Заторопился Сысой говорить с Марфою, уверить её: прав, дескать, Матвей, сто раз прав. Не к чему тебе его дожидаться: гляди, как Яков за тобою помирает…
– Вот когда он помрёт да когда я на том свете окажусь, так, может, тогда мы с ним, встретившись, и потолкуем про венец…
Хорошо ли, плохо ли, а уж что ответила Марфа отцу, то и ответила. И пришлось Сысою эти самые слова передать Яшке Ундеру, когда меж ними случился не первый уже о породнении разговор. Однако Ундеру душевная заноза не столь, видно, была остра, сколь разлаписта. Во всяком случае, не просадила она насквозь Яшкиного сердца и на землю не выпала от такого полного ему со стороны Марфы отказа. Она лишь посильней расшиперилась и самые дурные струны Яшкиного нутра зацепила. Вот под эту музыку Ундер и запел:
– Эх, ты! Сысой Маркелыч! Отец ты дочери своей или не отец? Воля над нею твоя или залётного воробья? Вот ты её, волю свою отцову, и накинь на причудницу! Силой вынуди Марфу пойти за меня! А дальше? Дальше? Дальше будет моя забота, какую упряжь на неё цеплять…
Была ли в ранешной частой приговорке о том, что стерпится – слюбится, какая-нибудь зачуханная правда? Наверное, была. Разве бы иначе люди на неё надеялись? Так и Сысою Рептухе ничего другого не оставалось, как только принять на душу лукавую суть этой народной придумки.
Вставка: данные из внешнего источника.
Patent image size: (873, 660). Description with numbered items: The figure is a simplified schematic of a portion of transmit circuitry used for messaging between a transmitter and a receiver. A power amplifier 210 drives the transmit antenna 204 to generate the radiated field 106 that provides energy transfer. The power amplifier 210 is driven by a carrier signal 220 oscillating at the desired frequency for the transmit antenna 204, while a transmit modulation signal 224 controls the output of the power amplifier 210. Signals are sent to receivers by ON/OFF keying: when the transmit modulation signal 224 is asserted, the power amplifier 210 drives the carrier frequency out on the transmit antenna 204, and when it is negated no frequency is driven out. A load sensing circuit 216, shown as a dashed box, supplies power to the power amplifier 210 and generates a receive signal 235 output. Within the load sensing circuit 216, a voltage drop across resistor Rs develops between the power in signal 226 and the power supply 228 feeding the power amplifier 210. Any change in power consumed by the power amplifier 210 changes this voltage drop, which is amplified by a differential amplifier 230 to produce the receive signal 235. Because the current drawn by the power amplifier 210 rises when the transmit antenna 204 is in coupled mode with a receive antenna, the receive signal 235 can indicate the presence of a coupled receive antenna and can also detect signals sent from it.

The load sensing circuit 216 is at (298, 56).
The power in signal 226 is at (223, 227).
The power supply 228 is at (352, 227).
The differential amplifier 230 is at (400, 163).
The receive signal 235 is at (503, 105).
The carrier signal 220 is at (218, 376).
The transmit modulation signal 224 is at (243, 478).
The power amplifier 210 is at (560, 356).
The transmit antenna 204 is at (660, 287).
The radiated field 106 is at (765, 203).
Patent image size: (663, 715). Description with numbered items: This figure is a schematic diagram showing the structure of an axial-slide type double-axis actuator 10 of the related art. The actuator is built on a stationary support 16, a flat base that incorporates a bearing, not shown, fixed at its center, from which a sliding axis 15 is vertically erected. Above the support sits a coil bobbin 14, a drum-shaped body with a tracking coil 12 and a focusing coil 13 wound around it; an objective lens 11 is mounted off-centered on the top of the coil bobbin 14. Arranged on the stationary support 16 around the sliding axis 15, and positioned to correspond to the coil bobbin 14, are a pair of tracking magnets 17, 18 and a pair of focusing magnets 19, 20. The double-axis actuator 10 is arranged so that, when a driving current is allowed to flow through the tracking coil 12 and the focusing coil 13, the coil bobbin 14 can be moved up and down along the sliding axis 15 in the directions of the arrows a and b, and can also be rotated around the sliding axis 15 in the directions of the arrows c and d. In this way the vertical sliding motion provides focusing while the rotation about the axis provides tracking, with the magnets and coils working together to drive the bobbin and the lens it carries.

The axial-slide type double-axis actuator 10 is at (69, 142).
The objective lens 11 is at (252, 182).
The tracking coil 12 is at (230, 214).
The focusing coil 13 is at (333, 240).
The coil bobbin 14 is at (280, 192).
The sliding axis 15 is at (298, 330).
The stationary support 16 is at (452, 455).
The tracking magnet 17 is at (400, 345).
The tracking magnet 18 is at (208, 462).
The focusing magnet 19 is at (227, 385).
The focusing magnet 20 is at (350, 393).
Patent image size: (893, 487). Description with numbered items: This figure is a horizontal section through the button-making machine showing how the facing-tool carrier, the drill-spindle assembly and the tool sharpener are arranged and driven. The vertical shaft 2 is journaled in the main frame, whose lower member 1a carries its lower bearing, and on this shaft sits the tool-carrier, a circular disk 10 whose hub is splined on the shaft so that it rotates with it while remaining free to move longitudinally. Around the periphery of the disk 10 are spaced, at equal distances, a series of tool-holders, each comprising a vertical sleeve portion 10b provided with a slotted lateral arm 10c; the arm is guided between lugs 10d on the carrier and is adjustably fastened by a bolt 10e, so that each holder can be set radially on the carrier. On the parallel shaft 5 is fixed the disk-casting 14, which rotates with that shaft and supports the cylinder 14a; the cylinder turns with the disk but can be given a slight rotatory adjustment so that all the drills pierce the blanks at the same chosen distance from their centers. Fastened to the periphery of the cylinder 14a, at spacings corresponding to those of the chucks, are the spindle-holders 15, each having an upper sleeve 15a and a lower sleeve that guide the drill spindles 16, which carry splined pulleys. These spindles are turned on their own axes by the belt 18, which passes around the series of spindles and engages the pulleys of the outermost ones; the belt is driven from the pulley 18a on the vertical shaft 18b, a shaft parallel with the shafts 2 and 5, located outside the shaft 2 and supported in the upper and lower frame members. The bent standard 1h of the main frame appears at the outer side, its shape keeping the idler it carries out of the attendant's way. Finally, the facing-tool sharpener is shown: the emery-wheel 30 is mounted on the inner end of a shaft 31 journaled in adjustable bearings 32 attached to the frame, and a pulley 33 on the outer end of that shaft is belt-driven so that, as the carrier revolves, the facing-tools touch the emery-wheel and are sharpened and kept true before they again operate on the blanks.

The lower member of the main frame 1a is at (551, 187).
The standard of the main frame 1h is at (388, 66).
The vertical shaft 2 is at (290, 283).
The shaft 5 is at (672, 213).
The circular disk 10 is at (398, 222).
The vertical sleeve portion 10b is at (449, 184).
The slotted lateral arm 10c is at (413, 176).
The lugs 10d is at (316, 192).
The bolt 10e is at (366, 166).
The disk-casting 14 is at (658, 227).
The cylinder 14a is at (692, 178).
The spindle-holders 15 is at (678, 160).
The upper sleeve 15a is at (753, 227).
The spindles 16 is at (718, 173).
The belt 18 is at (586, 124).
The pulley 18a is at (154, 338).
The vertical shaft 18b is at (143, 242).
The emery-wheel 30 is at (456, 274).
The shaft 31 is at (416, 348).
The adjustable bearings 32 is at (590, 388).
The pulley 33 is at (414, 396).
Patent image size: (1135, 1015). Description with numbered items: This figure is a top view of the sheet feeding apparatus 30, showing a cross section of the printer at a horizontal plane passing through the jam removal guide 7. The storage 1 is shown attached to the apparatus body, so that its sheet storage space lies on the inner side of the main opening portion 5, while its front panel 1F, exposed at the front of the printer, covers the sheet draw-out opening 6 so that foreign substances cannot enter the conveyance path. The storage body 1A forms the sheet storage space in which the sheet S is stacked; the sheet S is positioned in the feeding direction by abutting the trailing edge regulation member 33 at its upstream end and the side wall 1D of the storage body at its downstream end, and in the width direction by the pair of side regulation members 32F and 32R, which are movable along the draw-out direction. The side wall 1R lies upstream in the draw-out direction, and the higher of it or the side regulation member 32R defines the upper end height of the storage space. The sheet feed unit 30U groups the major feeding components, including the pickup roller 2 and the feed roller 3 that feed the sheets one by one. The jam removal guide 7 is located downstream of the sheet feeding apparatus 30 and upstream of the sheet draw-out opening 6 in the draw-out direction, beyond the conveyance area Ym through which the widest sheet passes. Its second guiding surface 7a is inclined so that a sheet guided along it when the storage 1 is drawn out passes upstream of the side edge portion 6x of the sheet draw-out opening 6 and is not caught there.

Через тяжкие охи, через долгие Сысоевы вздохи, а всё-таки дождался Яков от пасечника согласия на засылку до Марфы застоявшихся сватов:
– Чтобы всё гляделось как у добрых людей.
А уж Яков давно подобрал на роль свахи самую въедливую, самую упорную на деревне бабу, Фотинью Толочиху. Об нём, об Толочихином стрекоте, народ говорил тогда:
– У-у! Фотька?! Да Фотька станет камыш глодать, а не бросит своего клоктать.
В подсобники ж к Толочихе напросился её кум – Сорок Дум об чужом обеде. Так дразнила деревня Нестора Облого ещё с его пацаньих времён. Да и как же иначе было его обзывать, ежели был он таким прожорою, что и не живал, когда не жевал?…
Вот они оба – два широката, что сват, что сваха – Пендюх да Маклаха, и настроились на Рептухову медовуху да на Ундеровы щедроты.
Но лишь только солдаты распустили животы, тут она и ударила – боевая труба! Ни медовать, ни щедровать «распустёхам» тем не довелось. Хотя и умылось им чистёхонько, и причесалось им гладёхонько, и нарядилось им – напомадилось, и даже со значением большим выплылось на широкую деревенскую улицу, да не успелось им комедь сыграть. Только свысока оглядели они ещё путём не подоспевший народ, как вдруг да внезапно, да с неба синего, ясного полохнула громовая молния! Хлестанула она огневым своим кнутищем не об заречный дол, не о Спасово угорье, не о Красный бор – грянула об дорогу деревенскую. Брызнула кустом искр именно туда, куда только что собралась ступить нарядная пара сватов.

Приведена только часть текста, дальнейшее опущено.